Government services minister Bill Shorten said the government could not continue to justify the program.

“We have nothing to show for it,” Mr Shorten said. “It was a decision not taken lightly but the agency could not keep throwing good money after bad.”

The project was instigated by the previous LNP government for an initial investment of $23 million in 2019-20.

Have Centrelink services in your area decreased? Have you been affected? Why not share your experience in the comments section below?
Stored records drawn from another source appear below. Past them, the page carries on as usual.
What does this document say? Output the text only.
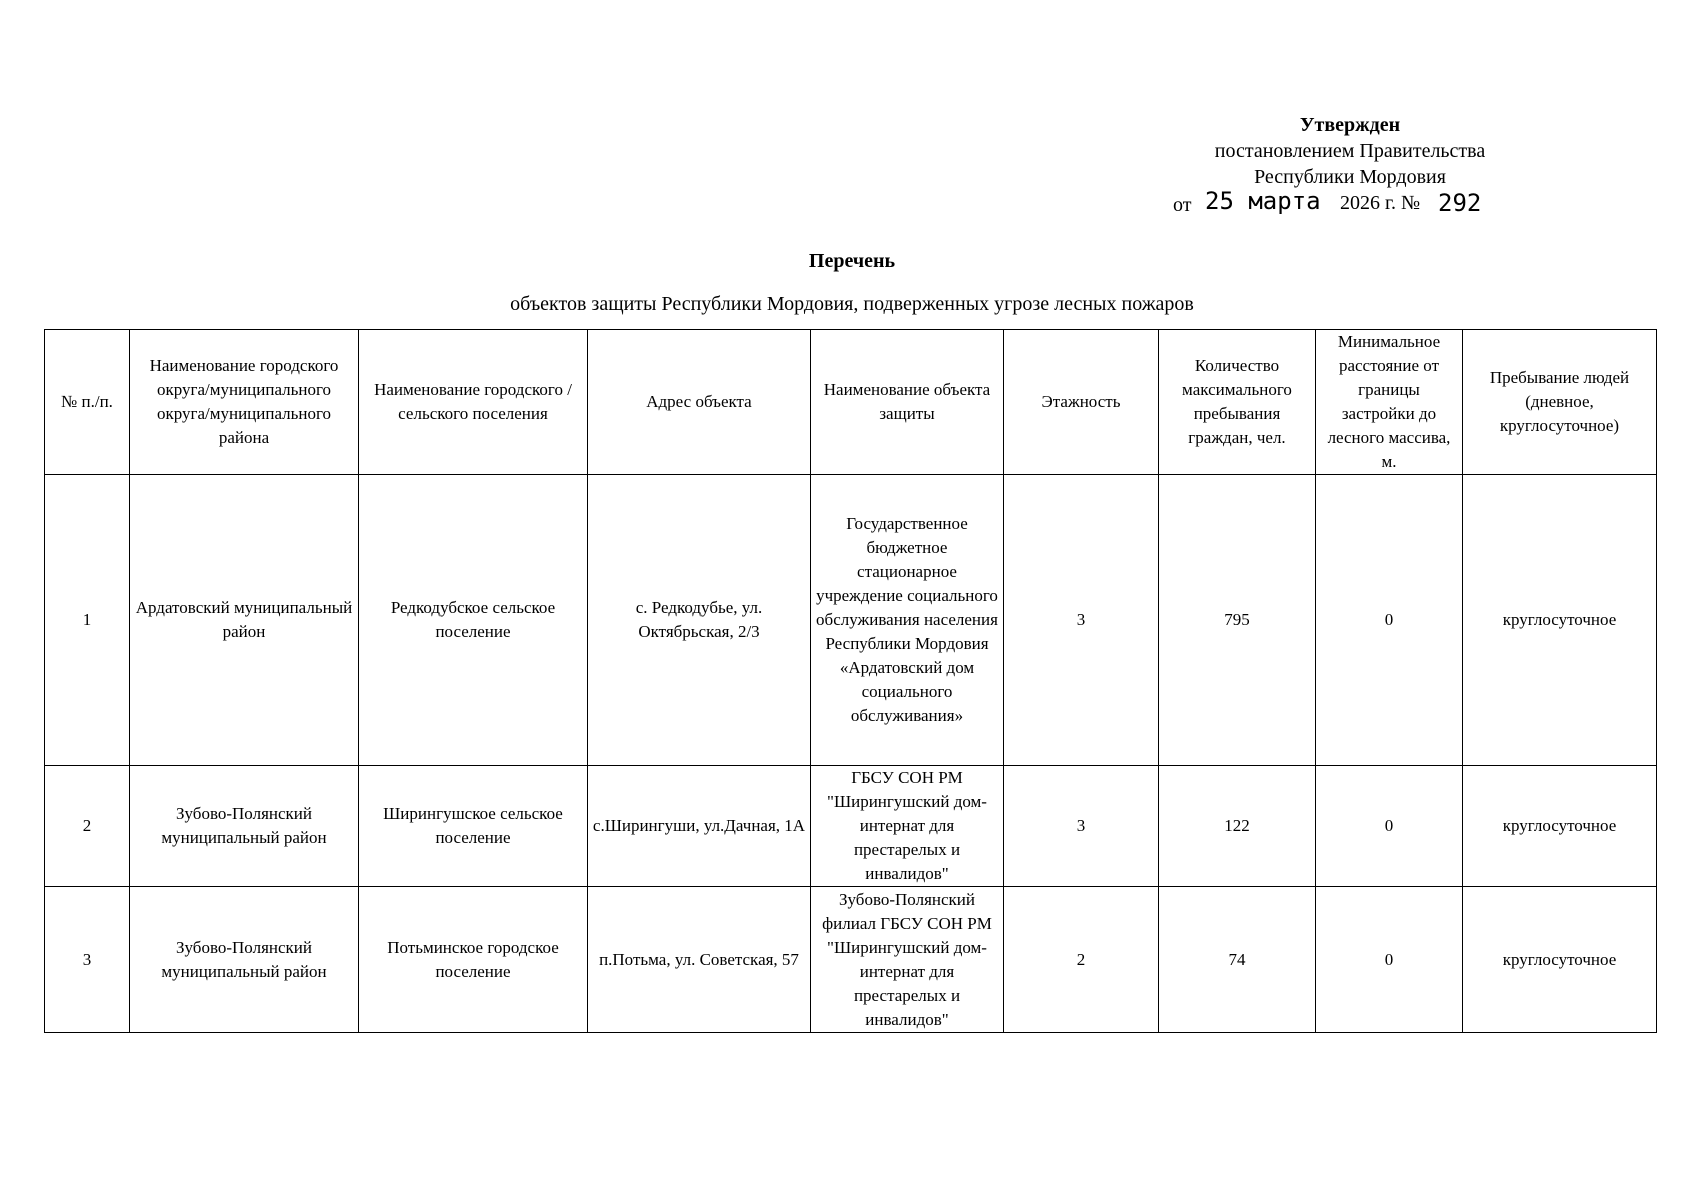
Утвержден
постановлением Правительства
Республики Мордовия
от 25 марта 2026 г. № 292
Перечень
объектов защиты Республики Мордовия, подверженных угрозе лесных пожаров
№ п./п.	Наименование городского округа/муниципального округа/муниципального района	Наименование городского / сельского поселения	Адрес объекта	Наименование объекта защиты	Этажность	Количество максимального пребывания граждан, чел.	Минимальное расстояние от границы застройки до лесного массива, м.	Пребывание людей (дневное, круглосуточное)
1	Ардатовский муниципальный район	Редкодубское сельское поселение	с. Редкодубье, ул. Октябрьская, 2/3	Государственное бюджетное стационарное учреждение социального обслуживания населения Республики Мордовия «Ардатовский дом социального обслуживания»	3	795	0	круглосуточное
2	Зубово-Полянский муниципальный район	Ширингушское сельское поселение	с.Ширингуши, ул.Дачная, 1А	ГБСУ СОН РМ "Ширингушский дом-интернат для престарелых и инвалидов"	3	122	0	круглосуточное
3	Зубово-Полянский муниципальный район	Потьминское городское поселение	п.Потьма, ул. Советская, 57	Зубово-Полянский филиал ГБСУ СОН РМ "Ширингушский дом-интернат для престарелых и инвалидов"	2	74	0	круглосуточное
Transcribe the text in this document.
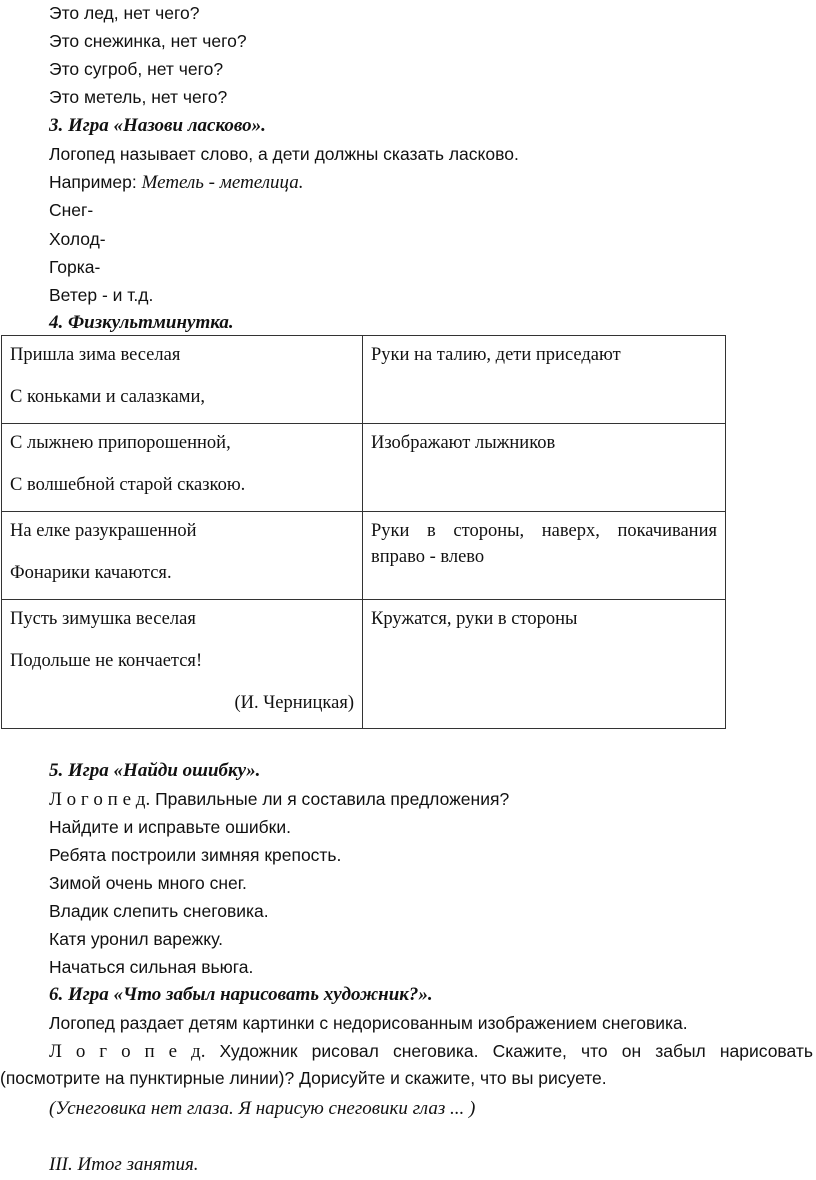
Это лед, нет чего?
Это снежинка, нет чего?
Это сугроб, нет чего?
Это метель, нет чего?
3. Игра «Назови ласково».
Логопед называет слово, а дети должны сказать ласково.
Например: Метель - метелица.
Снег-
Холод-
Горка-
Ветер - и т.д.
4. Физкультминутка.
Пришла зима веселая
С коньками и салазками,	Руки на талию, дети приседают
С лыжнею припорошенной,
С волшебной старой сказкою.	Изображают лыжников
На елке разукрашенной
Фонарики качаются.	Руки в стороны, наверх, покачивания
вправо - влево
Пусть зимушка веселая
Подольше не кончается!
(И. Черницкая)	Кружатся, руки в стороны
5. Игра «Найди ошибку».
Л о г о п е д. Правильные ли я составила предложения?
Найдите и исправьте ошибки.
Ребята построили зимняя крепость.
Зимой очень много снег.
Владик слепить снеговика.
Катя уронил варежку.
Начаться сильная вьюга.
6. Игра «Что забыл нарисовать художник?».
Логопед раздает детям картинки с недорисованным изображением снеговика.
Л о г о п е д. Художник рисовал снеговика. Скажите, что он забыл нарисовать
(посмотрите на пунктирные линии)? Дорисуйте и скажите, что вы рисуете.
(Уснеговика нет глаза. Я нарисую снеговики глаз ... )
III. Итог занятия.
Also read: Age Pension payment rates: 20 September 2023 to 19 March 2024

Jan Fisher
Jan Fisherhttp://www.yourlifechoices.com.au/author/JanFisher
Accomplished journalist, feature writer and sub-editor with impressive knowledge of the retirement landscape, including retirement income, issues that affect Australians planning and living in retirement, and answering YLC members' Age Pension and Centrelink questions. She has also developed a passion for travel and lifestyle writing and is fast becoming a supermarket savings 'guru'.

3 COMMENTS

  1. Those who run so called services Australia, need to realise that this has been a problem for at least the last two years –and nothing to do with the covid situation.

    don`t blame the staff that do their utmost , to solve all sorts of problems. and no doubt put up with abuse that the executives are protected from.
    it seems to be a wide spread disease created by the executives of so many organisations in this country, –and the WORKERS are left to ” carry the can” and this has to STOP.
    THERE IS NO NEED OR EXCUSE FOR IT.
    AND THOSE responsible need to start BEING responsible instead of behaving like spoilt selfish brats.

  2. I wish our payments would go up that much in 3 years!

    I’d be happy with a ‘real’ rise when they stop paying us a pittance and change the legislation from 41.7% of Male Total Average Weekly Earnings to at least 50 for couples, and up our single payments to 70% of that 50%. Then we can get out of poverty.

    Currently I receive as a single a paltry 27.6% (.417*.6633) of the above earnings, which is far too low to live on in these days of being ‘squeezed’ from all sides, including rent/mortgage, basic food, utilities, and fuel. It’s been a never-ending cycle, and the only way to get out of it is to give us a ‘real’ increase.